Creuset irremplaçable de la musique noire islandaise, l’Ascension Festival a eu le mérite de ne pas s’enfermer dans cette seule nuance. Il a pu offrir l’opportunité au bon Metal expérimental d’Altari de s’exprimer, au même titre que le Metalcore gras et brise-nuque d’Une Misère, très en vue en ce moment et dont la maxime imprimée sur son sticker est limpide : « No Wound Too Deep ». Un peu lassant à la longue, mais dansant ! Pour vous en rendre compte, je pose là un autre live, fait un mois auparavant sur la même scène du Gaukurinn, dans le cadre du Wacken Metal Battle Iceland avec la même setlist. Et le kiff absolu de voir Bastarður, on en r’parle ? Voir le frontman Aðalbjörn Tryggvason déconstruire durant 40 minutes tonitruantes et étouffantes l’image hipster friendly qu’il peut avoir dans l’élégant Sólstafir est tout simplement jouissif ! Poutré autour de son album Satan’s Loss of Son, ce Crust/Punk qui joue sur un registre Death Old School est génial : ça dégouline, ça sature, ça envoie une énergie crasseuse, sans offrir un quelconque répit à ses spectateurs ! Un plaisir oui, mais pas de claque. Cette claque – car il en faut bien une, dès lors qu’elle est administrée alors qu’on ne s’y attend pas –, elle est venue du quintet Múr qui a tout simplement estomaqué l’audience en l’immergeant dans une expérience sonore peu commune. Déjà repérée par la critique de son pays et habituée au Gaukurinn, cette jeune formation originaire de Reykjavik s’appuie sur une combinaison originale et captivante entre Blackened Sludge, Post-Rock, Shoegaze et Doom.
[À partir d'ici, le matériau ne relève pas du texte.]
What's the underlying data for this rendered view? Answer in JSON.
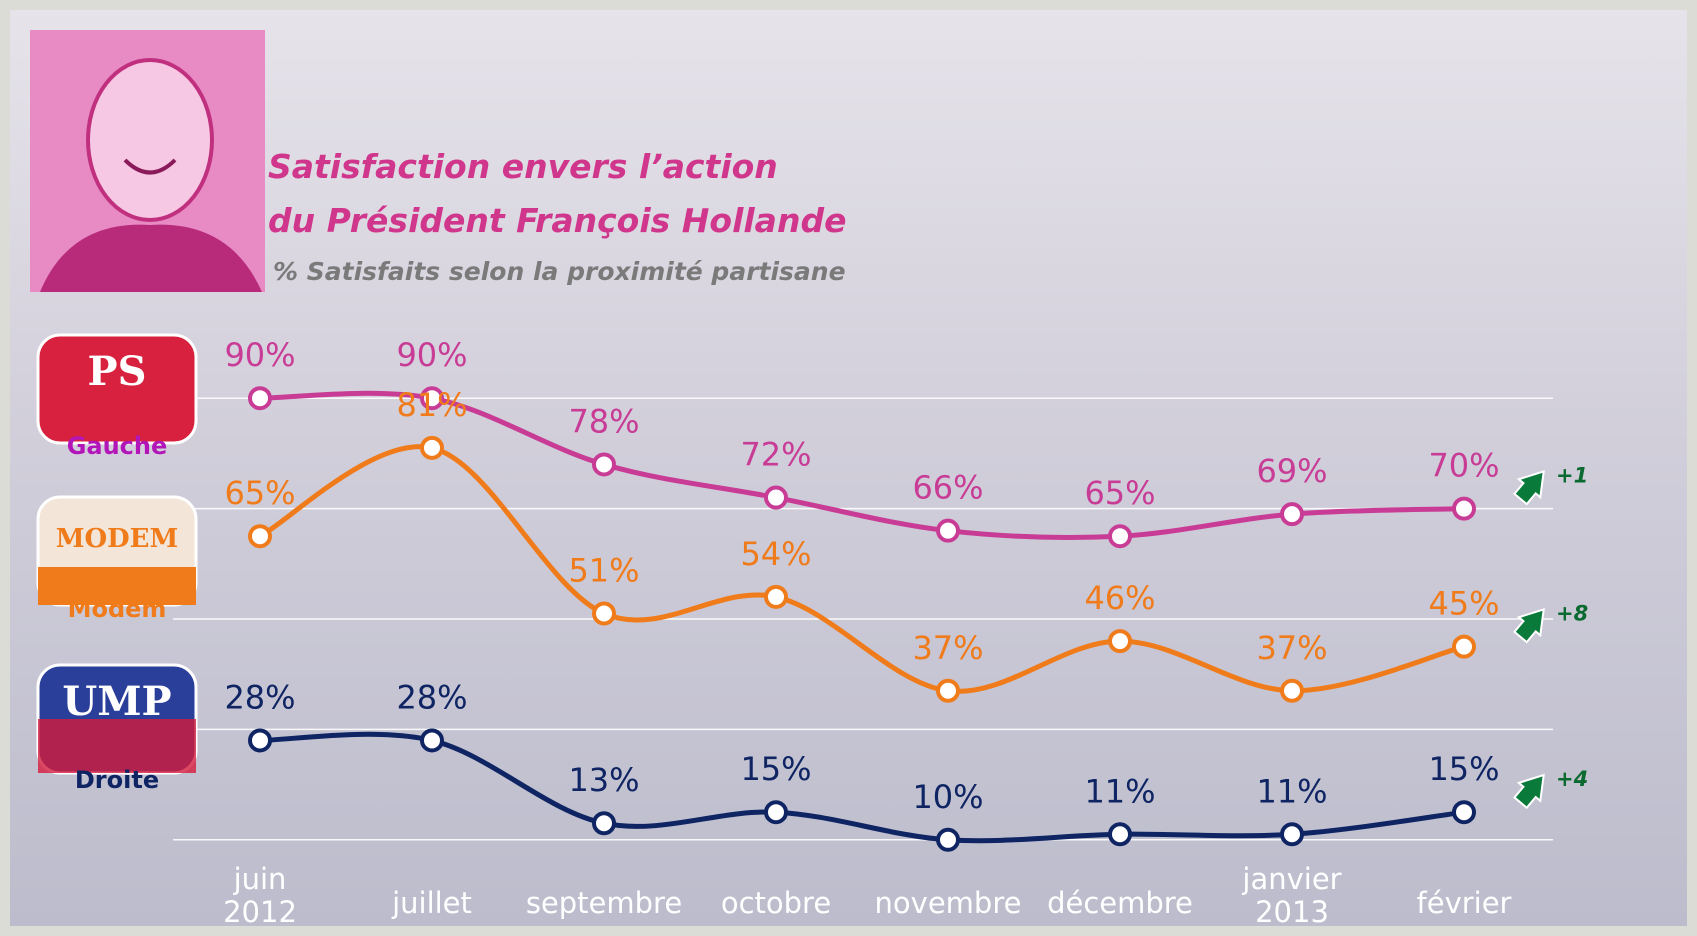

Déjà en place, cette marqueterie d’ambiances sonores et de textures vocales de son chanteur, armé de son keytar, impressionne. Jugez par vous-mêmes . Je crois bien qu’on réentendra parler de Múr. Accompagnés notamment de … Misþyrming, ils auront l’opportunité d’exporter/exposer leur talent en octobre prochain dans le Festival hollandais Soulcrusher. À suivre donc et de très près !
Autre mérite, celui d’être sorti du seul Metal et de placer ces groupes, tels l’ovni Nyiþ et son Dark Ambient expérimental, soit au début des journées, soit à leur mitan, de façon à autoriser de souffler quelque peu, sans briser l’esprit underground de l’ensemble. De toute façon, cet esprit ne passe pas forcément par du gros son, comme l’a montré le show solo du Suédois de Grift, qui a renoncé à son Black Metal très atmosphérique et folklorique pour un rock toujours folklorique, mais épuré, très « faune et flore », et ce le temps d’une tournée qui doit l’amener de l’Islande à la Norvège en passant les îles britanniques pour la promotion de son prochain album Dolt land. Une telle programmation a permis de colorer davantage cette messe noire, à l’image des toits et des murs parés de bleu, de vert ou de couleurs chaudes pour mieux échapper au gris prégnant de la capitale islandaise. Et rien de mieux pour cela que les filles de Kaelan Mikla dont le style buissonnant nous transporte vers des rivages Electro / Dark Pop / Post-Punk / New Wave ; cela m’a successivement déstabilisé, intrigué, touché, emporté. C’est en travaillant leur setlist que j’ai compris pourquoi Alcest avait été dans un premier temps prévu pour ce fest : Neige au chant et à la guitare, Winterhalter aux percussions, ont en effet réalisé un feat remarqué sur "Hvítir Sandar" extrait d’un album de 2021. Ce titre a bien été joué en tout dernier, mais sans Alcest. Dommage !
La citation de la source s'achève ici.